Wrangell hunter takes first place in national contest with 45 year-old antlers

 

Rachel Coblentz

Felix Villarma, proudly displays the first place certificate he received this year from the Boone and Crockett 28th North American Big Game Awards Program for the Sitka Black-tailed antlers from the buck he shot in 1968.

It was during a typical cold Southeast Alaskan November day in 1968 when Felix Villarma tied his 20-foot wooden scow onto a Kadin Island beach. He was in a draw and nearing the top of a mountain, sneaking through the foliage and the rain, when he saw a doe about 100 yards away.

“I watched her watch me, then all of the sudden this big buck walked right next to her and looked down the mountain at me,” Villarma said. “I put my 270 to my shoulder and had it in my crosshairs, aimed for the neck and pulled the trigger.”

Villarma said the Sitka Black-tailed deer was bigger than he even imagined as he field dressed the animal on the mountainside. It took him more than three hours to get the deer back to his scow.

“I took my time getting back to Wrangell,” Villarma said.

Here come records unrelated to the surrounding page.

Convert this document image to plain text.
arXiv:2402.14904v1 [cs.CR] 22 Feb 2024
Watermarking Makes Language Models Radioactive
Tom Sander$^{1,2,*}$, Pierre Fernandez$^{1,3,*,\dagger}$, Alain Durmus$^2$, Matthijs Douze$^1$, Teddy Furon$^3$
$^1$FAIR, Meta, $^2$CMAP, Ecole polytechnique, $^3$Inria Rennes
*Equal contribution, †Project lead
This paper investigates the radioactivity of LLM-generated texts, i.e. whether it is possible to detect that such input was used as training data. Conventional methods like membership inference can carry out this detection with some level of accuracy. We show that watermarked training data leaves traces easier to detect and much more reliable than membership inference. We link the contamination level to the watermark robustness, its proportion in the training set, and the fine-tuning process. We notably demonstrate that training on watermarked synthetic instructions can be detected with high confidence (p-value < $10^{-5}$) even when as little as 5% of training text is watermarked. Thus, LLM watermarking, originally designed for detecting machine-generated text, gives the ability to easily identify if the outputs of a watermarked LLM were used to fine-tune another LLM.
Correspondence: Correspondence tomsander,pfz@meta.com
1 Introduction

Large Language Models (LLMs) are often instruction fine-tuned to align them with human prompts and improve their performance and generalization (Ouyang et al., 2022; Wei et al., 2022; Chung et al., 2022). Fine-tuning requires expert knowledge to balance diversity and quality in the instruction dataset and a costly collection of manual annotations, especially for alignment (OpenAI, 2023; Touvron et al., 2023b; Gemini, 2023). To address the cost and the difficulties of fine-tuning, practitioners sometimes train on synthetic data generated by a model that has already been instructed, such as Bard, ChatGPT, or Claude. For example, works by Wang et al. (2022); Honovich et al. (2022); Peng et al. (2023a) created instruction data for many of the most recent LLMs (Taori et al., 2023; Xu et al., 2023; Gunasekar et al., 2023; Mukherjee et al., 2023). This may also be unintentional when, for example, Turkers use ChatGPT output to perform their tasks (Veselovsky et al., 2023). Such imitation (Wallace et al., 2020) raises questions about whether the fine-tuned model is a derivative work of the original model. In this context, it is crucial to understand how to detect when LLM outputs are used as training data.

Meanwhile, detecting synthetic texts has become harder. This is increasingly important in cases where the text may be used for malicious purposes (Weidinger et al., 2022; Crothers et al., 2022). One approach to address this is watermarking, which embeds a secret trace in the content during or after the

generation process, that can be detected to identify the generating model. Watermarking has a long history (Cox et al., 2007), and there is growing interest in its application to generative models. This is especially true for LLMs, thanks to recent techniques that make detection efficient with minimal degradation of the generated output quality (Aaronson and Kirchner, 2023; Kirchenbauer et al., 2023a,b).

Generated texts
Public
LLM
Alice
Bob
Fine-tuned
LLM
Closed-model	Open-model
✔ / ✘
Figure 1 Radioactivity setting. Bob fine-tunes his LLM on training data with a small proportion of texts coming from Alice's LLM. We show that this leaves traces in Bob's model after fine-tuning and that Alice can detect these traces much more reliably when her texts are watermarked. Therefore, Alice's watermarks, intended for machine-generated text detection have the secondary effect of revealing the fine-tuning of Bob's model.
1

When he got back, the Department of Fish and Game weighed the buck. Villarma entered it into the Wrangell Derby and placed second. His buck weighed 170.5 pounds—a half a pound lighter than the deer that took the Derby’s first place award. According to ADF&G, the average weight of a Sitka Black-tailed male is 120 pounds.

Villarma’s buck also holds the number one rank of Alaskan Big game in 1971. And since then Villarma said the buck’s antlers have been hanging on his bedroom wall.

“Our extra bedroom wall,” Verda Villarma, Felix’s wife, corrected.

That is until his nephew, Justin Davies, convinced him to enter the antlers into this year’s Boone and Crockett 28th North American Big Game Awards Program. And to Villarma’s delight it took first place.

The antlers scored 125 5/8 points—a scoring system used by Boone and Crockett that takes multiple measurements of an animal’s antlers and compiles them into a final score. Very few Black-tailed antlers score over 110 points based on that system.

Theodore Roosevelt and George Bird Grinnell founded the Boone and Crockett Club in 1887. It’s the nation’s oldest conservation group and initiated the creation of national parks such as Denali, Glacier, Yellowstone and the Grand Canyon.

Villarma was 36 years old when he shot the buck on Kadin Island. He’s now 81.